I was also, on some level, upset that the town still existed. That people went on living here as though nothing had happened, which was absurd, obviously. I kept expecting to be recognized, but I met no one I knew. The town, I saw, had gotten richer. Its metamorphosis was almost complete. On every block there were only one or two of the old houses clinging to existence between the mansions.

The sandwich shop was exactly the same, its ambient air temperature as hot and weirdly humid as ever. I recognized the woman behind the counter, though I did not know her name, but she didn’t recognize me. And then I saw Anthony at a table in the back, and I knew all of a sudden that I was wildly happy to see him. Just to look at his face produced ripples of joy in my solar plexus. It was involuntary. I walked over, and he looked up from his book. “Good golly Miss Molly,” he said.

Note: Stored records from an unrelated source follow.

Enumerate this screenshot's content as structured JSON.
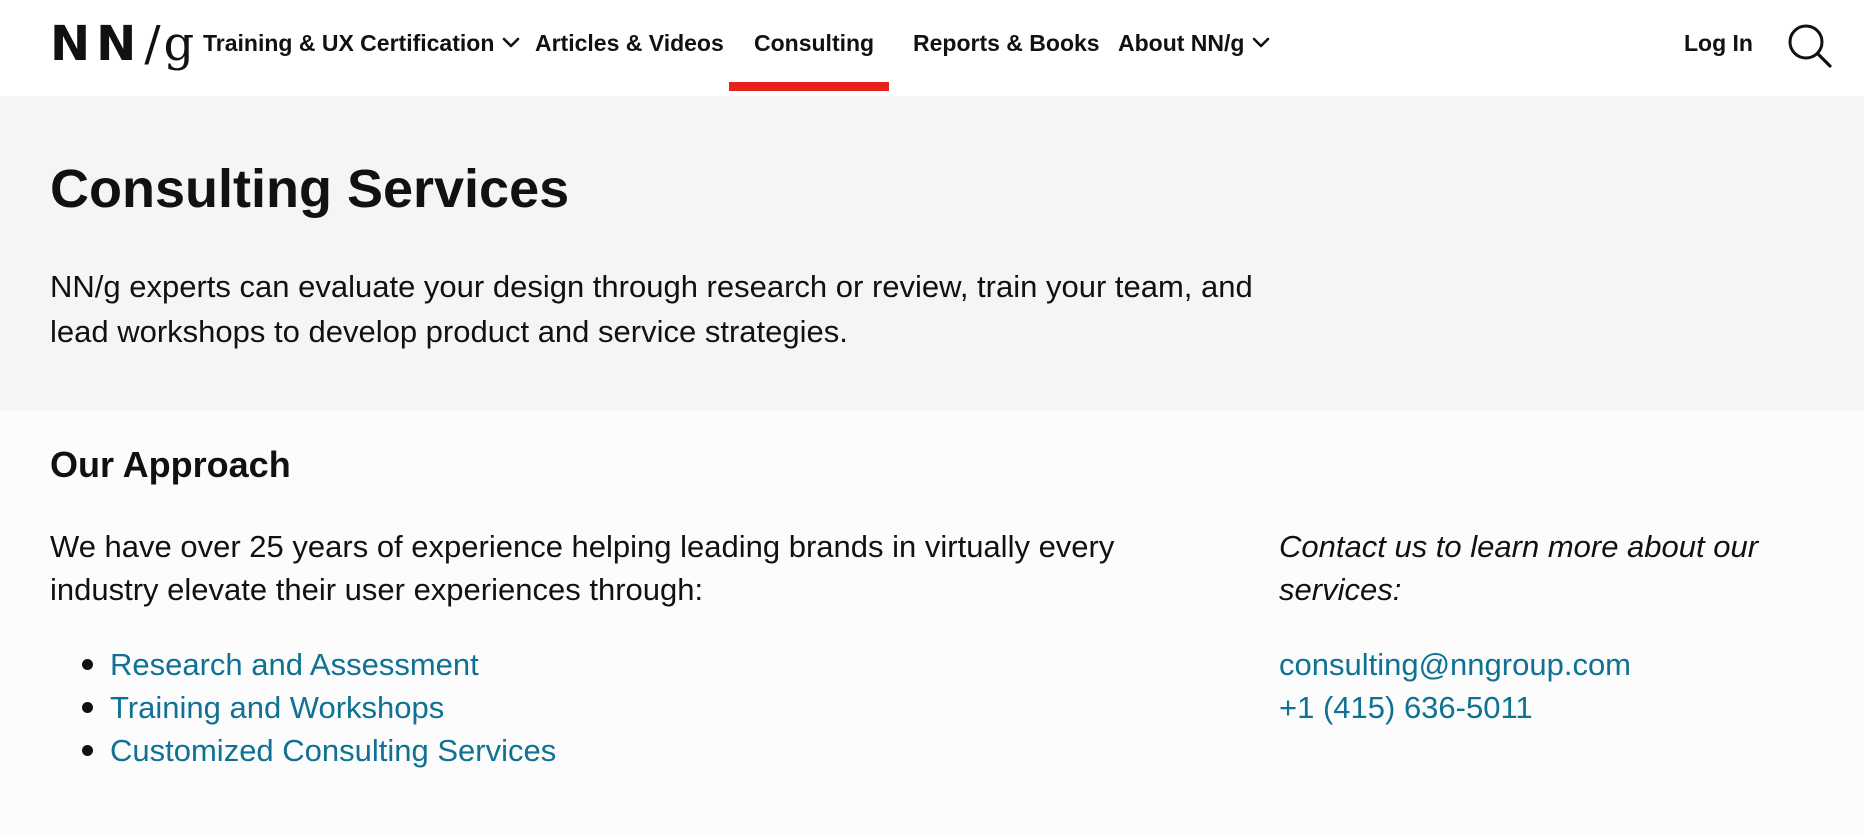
{
  "header": {
    "logo": {
      "nn": "NN",
      "slash": "/",
      "g": "g"
    },
    "nav": [
      {
        "label": "Training & UX Certification",
        "has_dropdown": true,
        "active": false
      },
      {
        "label": "Articles & Videos",
        "has_dropdown": false,
        "active": false
      },
      {
        "label": "Consulting",
        "has_dropdown": false,
        "active": true
      },
      {
        "label": "Reports & Books",
        "has_dropdown": false,
        "active": false
      },
      {
        "label": "About NN/g",
        "has_dropdown": true,
        "active": false
      }
    ],
    "login_label": "Log In",
    "search_icon": "search-icon"
  },
  "hero": {
    "title": "Consulting Services",
    "description": "NN/g experts can evaluate your design through research or review, train your team, and lead workshops to develop product and service strategies."
  },
  "approach": {
    "heading": "Our Approach",
    "intro": "We have over 25 years of experience helping leading brands in virtually every industry elevate their user experiences through:",
    "services": [
      "Research and Assessment",
      "Training and Workshops",
      "Customized Consulting Services"
    ]
  },
  "contact": {
    "prompt": "Contact us to learn more about our services:",
    "email": "consulting@nngroup.com",
    "phone": "+1 (415) 636-5011"
  },
  "colors": {
    "accent_bar": "#e8221b",
    "link": "#0f7193",
    "hero_bg": "#f5f4f6",
    "text": "#111111"
  }
}
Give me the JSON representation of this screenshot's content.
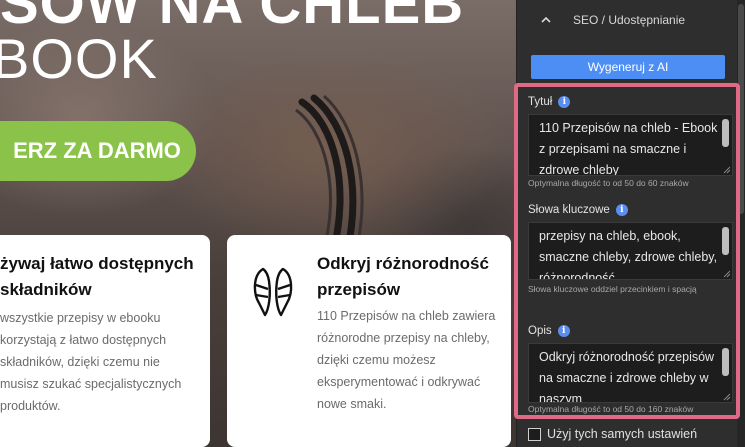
{
  "preview": {
    "hero_title_top": "SÓW NA CHLEB",
    "hero_title_2": "BOOK",
    "cta_label": "ERZ ZA DARMO",
    "card1": {
      "title": "żywaj łatwo dostępnych składników",
      "text": "wszystkie przepisy w ebooku korzystają z łatwo dostępnych składników, dzięki czemu nie musisz szukać specjalistycznych produktów."
    },
    "card2": {
      "title": "Odkryj różnorodność przepisów",
      "text": "110 Przepisów na chleb zawiera różnorodne przepisy na chleby, dzięki czemu możesz eksperymentować i odkrywać nowe smaki."
    }
  },
  "panel": {
    "section_title": "SEO / Udostępnianie",
    "generate_label": "Wygeneruj z AI",
    "title_label": "Tytuł",
    "title_value": "110 Przepisów na chleb - Ebook z przepisami na smaczne i zdrowe chleby",
    "title_hint": "Optymalna długość to od 50 do 60 znaków",
    "keywords_label": "Słowa kluczowe",
    "keywords_value": "przepisy na chleb, ebook, smaczne chleby, zdrowe chleby, różnorodność",
    "keywords_hint": "Słowa kluczowe oddziel przecinkiem i spacją",
    "desc_label": "Opis",
    "desc_value": "Odkryj różnorodność przepisów na smaczne i zdrowe chleby w naszym",
    "desc_hint": "Optymalna długość to od 50 do 160 znaków",
    "checkbox_label": "Użyj tych samych ustawień"
  },
  "colors": {
    "accent": "#4d8ef5",
    "cta_green": "#8bc34a",
    "highlight": "#e06a86"
  }
}
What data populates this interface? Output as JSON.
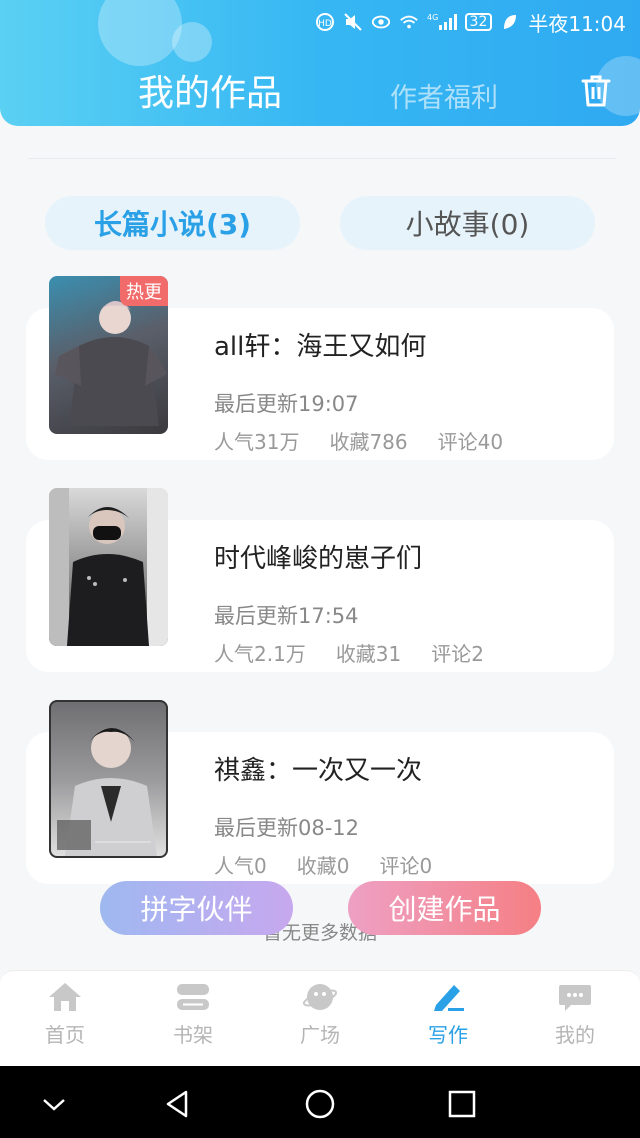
{
  "status_bar": {
    "battery": "32",
    "time": "半夜11:04",
    "network": "4G"
  },
  "header": {
    "tab_main": "我的作品",
    "tab_other": "作者福利"
  },
  "pills": {
    "long": "长篇小说(3)",
    "short": "小故事(0)"
  },
  "books": [
    {
      "title": "all轩：海王又如何",
      "updated": "最后更新19:07",
      "popularity": "人气31万",
      "favorites": "收藏786",
      "comments": "评论40",
      "badge": "热更"
    },
    {
      "title": "时代峰峻的崽子们",
      "updated": "最后更新17:54",
      "popularity": "人气2.1万",
      "favorites": "收藏31",
      "comments": "评论2"
    },
    {
      "title": "祺鑫：一次又一次",
      "updated": "最后更新08-12",
      "popularity": "人气0",
      "favorites": "收藏0",
      "comments": "评论0"
    }
  ],
  "buttons": {
    "partner": "拼字伙伴",
    "create": "创建作品"
  },
  "footer_text": "暂无更多数据",
  "bottom_nav": [
    {
      "label": "首页",
      "icon": "home-icon"
    },
    {
      "label": "书架",
      "icon": "bookshelf-icon"
    },
    {
      "label": "广场",
      "icon": "planet-icon"
    },
    {
      "label": "写作",
      "icon": "pen-icon",
      "active": true
    },
    {
      "label": "我的",
      "icon": "chat-icon"
    }
  ],
  "colors": {
    "header_start": "#5ad0f3",
    "header_end": "#2fa9f1",
    "accent": "#2aa0e6",
    "hot_badge": "#f26b6b"
  }
}
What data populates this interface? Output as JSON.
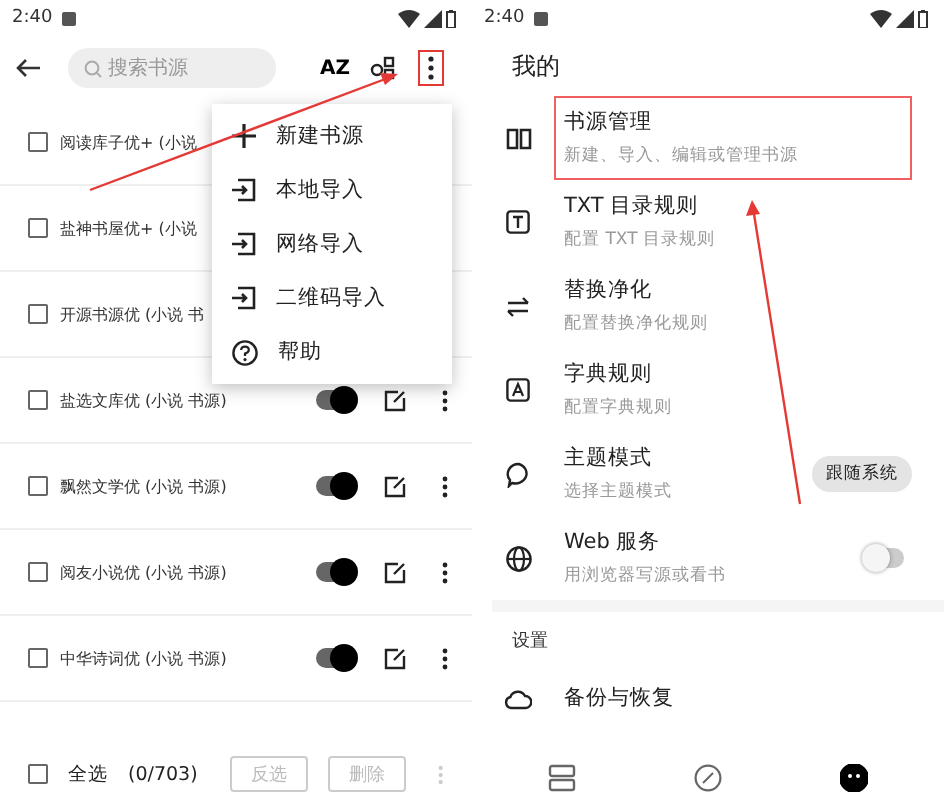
{
  "left_screen": {
    "status_bar": {
      "time": "2:40"
    },
    "toolbar": {
      "search": {
        "placeholder": "搜索书源"
      },
      "sort_label": "AZ",
      "more_highlighted": true
    },
    "sources": [
      {
        "name": "阅读库子优+ (小说",
        "checked": false
      },
      {
        "name": "盐神书屋优+ (小说",
        "checked": false
      },
      {
        "name": "开源书源优 (小说 书",
        "checked": false
      },
      {
        "name": "盐选文库优 (小说 书源)",
        "checked": false,
        "enabled": true
      },
      {
        "name": "飘然文学优 (小说 书源)",
        "checked": false,
        "enabled": true
      },
      {
        "name": "阅友小说优 (小说 书源)",
        "checked": false,
        "enabled": true
      },
      {
        "name": "中华诗词优 (小说 书源)",
        "checked": false,
        "enabled": true
      }
    ],
    "menu": [
      {
        "kind": "add",
        "label": "新建书源"
      },
      {
        "kind": "import",
        "label": "本地导入"
      },
      {
        "kind": "import",
        "label": "网络导入"
      },
      {
        "kind": "import",
        "label": "二维码导入"
      },
      {
        "kind": "help",
        "label": "帮助"
      }
    ],
    "bottom_bar": {
      "checked": false,
      "select_all": "全选",
      "count": "(0/703)",
      "buttons": [
        {
          "label": "反选",
          "disabled": true
        },
        {
          "label": "删除",
          "disabled": true
        }
      ]
    }
  },
  "right_screen": {
    "status_bar": {
      "time": "2:40"
    },
    "title": "我的",
    "items": [
      {
        "kind": "book",
        "title": "书源管理",
        "subtitle": "新建、导入、编辑或管理书源",
        "highlighted": true
      },
      {
        "kind": "txt",
        "title": "TXT 目录规则",
        "subtitle": "配置 TXT 目录规则",
        "highlighted": false
      },
      {
        "kind": "replace",
        "title": "替换净化",
        "subtitle": "配置替换净化规则",
        "highlighted": false
      },
      {
        "kind": "dict",
        "title": "字典规则",
        "subtitle": "配置字典规则",
        "highlighted": false
      },
      {
        "kind": "theme",
        "title": "主题模式",
        "subtitle": "选择主题模式",
        "highlighted": false,
        "chip": "跟随系统"
      },
      {
        "kind": "web",
        "title": "Web 服务",
        "subtitle": "用浏览器写源或看书",
        "highlighted": false,
        "on": false
      }
    ],
    "section": "设置",
    "settings": [
      {
        "kind": "cloud",
        "title": "备份与恢复"
      }
    ],
    "nav": [
      {
        "kind": "shelf",
        "selected": false
      },
      {
        "kind": "explore",
        "selected": false
      },
      {
        "kind": "my",
        "selected": true
      }
    ]
  }
}
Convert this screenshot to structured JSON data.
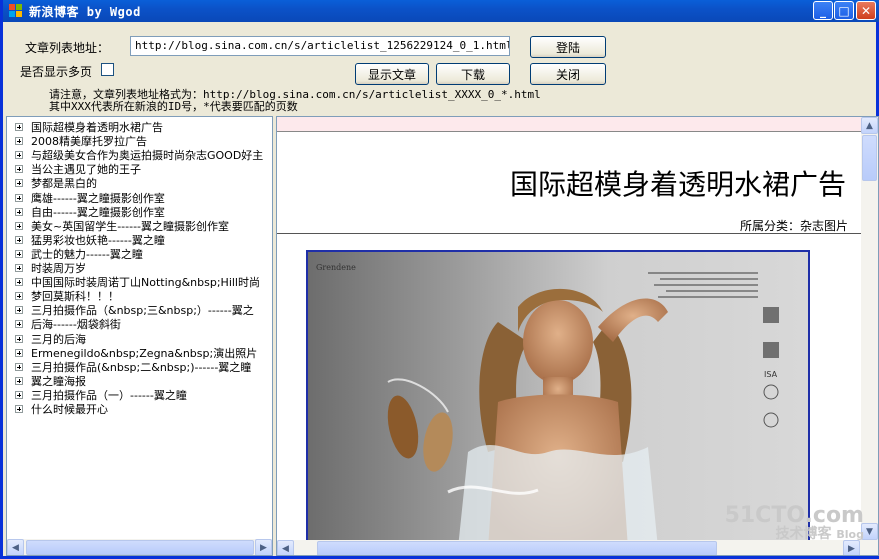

“I’m so happy to see you,” I said. I was busy looking at him, and I was beaming stupidly as I took the chair across from him. He looked older, but it was hard to say why. Perhaps it was a softness in the jaw, a feebleness in the neck. He had lost some weight and his shoulders were narrower and more bowed. But he was still smiling at me with those wonderful, slightly crooked teeth. I had not known I would recognize his teeth. “I’m sorry,” I said, “I can’t stop looking at you.”

“I can’t stop looking at you either,” he said.

“It’s okay, it doesn’t actually matter what we say.”

“No, it doesn’t,” he agreed.

I suppose I had thought that I dreamed it. That I was so desperate for love back then that I was willing to project it onto even an old man who lied to me. But it was still here, whatever it was. I didn’t know whether to call it love or joy or just connection, but it was all of those things, and it was generated by our proximity, like an electromagnetic field. I had never felt anything like it with anyone else, and the fact that it was still here—what did it mean?

“I brought this book for you,” he said. He flashed me the cover. It was a book of Adrienne Rich poems. I liked Adrienne Rich, but I didn’t have any of her collections, so I was happy. It seemed so amazing and wonderful. That he would bring me a present. As though he had known all along that it would be like this, exactly the same as it had been, only different.